Low diastolic blood pressure puts patients at greater risk

While blood pressure drugs have been successful at pushing patient’s systolic blood pressure down to 120—the recognized benchmark for a healthy blood pressure—they have also dropped diastolic blood pressure to potentially dangerous levels.

Researchers at Johns Hopkins Medical Center in Baltimore have evidence suggesting that driving diastolic blood pressure too low will damage heart tissue.

"Our key finding suggests that for some patients, there should perhaps be modification of intensive anti-hypertensive treatment recommendations issued last year as a result of the SPRINT trial, and that physicians shouldn't look at driving down the top blood pressure number in isolation without considering implications of lowering the bottom number,” J. William Envoy, assistant professor of medicine and member of the Ciccarone Center for the Prevention of Heart Disease at the Johns Hopkins University School of Medicine, said in a statement.

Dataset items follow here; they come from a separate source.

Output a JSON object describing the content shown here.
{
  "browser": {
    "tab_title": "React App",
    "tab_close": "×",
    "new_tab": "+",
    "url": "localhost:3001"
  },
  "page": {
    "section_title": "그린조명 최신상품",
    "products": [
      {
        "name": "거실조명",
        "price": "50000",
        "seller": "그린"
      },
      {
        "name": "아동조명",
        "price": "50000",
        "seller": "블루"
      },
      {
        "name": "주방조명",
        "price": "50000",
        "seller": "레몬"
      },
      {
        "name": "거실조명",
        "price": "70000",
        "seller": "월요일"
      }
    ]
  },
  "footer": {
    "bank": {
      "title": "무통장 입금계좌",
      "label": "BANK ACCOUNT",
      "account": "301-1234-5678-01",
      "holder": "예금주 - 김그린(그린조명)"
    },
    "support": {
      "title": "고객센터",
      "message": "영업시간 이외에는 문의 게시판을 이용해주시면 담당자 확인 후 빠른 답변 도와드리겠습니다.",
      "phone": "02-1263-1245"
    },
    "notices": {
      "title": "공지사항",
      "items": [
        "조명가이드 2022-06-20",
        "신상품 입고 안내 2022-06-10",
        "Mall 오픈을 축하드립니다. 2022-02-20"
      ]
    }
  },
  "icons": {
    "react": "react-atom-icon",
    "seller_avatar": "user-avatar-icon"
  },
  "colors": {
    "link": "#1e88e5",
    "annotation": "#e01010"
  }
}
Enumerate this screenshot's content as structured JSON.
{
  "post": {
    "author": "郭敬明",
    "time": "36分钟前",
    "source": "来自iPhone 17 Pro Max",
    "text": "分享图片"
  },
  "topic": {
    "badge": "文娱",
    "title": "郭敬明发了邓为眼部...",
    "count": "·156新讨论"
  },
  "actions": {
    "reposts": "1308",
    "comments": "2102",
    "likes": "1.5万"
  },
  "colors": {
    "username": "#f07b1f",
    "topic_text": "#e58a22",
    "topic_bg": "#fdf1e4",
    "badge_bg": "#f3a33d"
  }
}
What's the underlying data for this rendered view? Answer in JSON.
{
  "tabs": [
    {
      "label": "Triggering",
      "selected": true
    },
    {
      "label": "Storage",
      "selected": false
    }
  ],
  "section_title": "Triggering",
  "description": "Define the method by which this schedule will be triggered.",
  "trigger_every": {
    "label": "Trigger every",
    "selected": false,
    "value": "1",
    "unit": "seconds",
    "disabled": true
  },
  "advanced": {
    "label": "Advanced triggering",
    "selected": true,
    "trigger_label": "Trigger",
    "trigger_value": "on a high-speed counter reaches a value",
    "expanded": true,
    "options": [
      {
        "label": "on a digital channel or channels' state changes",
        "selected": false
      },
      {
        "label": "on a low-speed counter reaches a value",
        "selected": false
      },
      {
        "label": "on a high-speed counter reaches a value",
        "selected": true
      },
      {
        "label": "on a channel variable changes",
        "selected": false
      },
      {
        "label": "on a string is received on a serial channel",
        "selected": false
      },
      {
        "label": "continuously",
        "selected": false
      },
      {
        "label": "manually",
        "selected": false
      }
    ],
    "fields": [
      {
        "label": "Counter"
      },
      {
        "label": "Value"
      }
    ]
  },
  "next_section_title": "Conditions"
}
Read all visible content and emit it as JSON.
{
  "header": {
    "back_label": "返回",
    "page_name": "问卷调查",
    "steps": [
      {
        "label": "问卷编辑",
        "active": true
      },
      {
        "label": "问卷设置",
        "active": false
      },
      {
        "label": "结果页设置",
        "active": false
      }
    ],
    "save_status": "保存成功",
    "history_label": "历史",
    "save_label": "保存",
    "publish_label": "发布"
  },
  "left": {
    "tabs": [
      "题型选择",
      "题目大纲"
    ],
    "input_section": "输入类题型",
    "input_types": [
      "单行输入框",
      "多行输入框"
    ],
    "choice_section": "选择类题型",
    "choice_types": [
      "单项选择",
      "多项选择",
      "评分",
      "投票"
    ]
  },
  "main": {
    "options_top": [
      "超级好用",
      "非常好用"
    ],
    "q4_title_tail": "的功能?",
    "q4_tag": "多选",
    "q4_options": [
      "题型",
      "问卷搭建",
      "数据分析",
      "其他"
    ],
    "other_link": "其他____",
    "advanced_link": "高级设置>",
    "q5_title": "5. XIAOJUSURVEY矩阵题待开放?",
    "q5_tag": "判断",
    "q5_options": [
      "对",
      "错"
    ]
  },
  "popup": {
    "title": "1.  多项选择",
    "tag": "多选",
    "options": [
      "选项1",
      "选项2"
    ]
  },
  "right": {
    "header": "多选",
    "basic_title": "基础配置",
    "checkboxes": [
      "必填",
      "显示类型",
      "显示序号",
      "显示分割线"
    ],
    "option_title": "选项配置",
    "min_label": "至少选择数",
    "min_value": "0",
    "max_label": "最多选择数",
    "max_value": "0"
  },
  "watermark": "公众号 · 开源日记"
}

The 2015 SPRINT trial showed protective cardiovascular benefits in patients who were placed on drugs to get high blood pressure down to 120/80.

Johns Hopkins began the study because there were some prior indications that patients with low diastolic blood pressure may suffer from inadequate pumping pressure through the coronary arteries.

Researchers followed 11,565 patients for 21 years over a series of five visits the last of which occurred in 2013. Each visit included blood pressure measurement, and several included blood testing.

The results showed that 1,087 patients with a diastolic blood pressure between 60 and 69 mm of mercury were 52 percent more likely to have heart damage. Those with a diastolic blood pressure between 70 to 99 mm of mercury showed no greater risk of heart damage.

Of those patients with a diastolic blood pressure under 60 mm of mercury, 165 had coronary heart disease events, 56 had strokes and 345 people died. Overall, those with the lowest diastolic blood pressure were nearly half (49 percent) more likely to have heart disease and 32 percent more likely to die of any cause.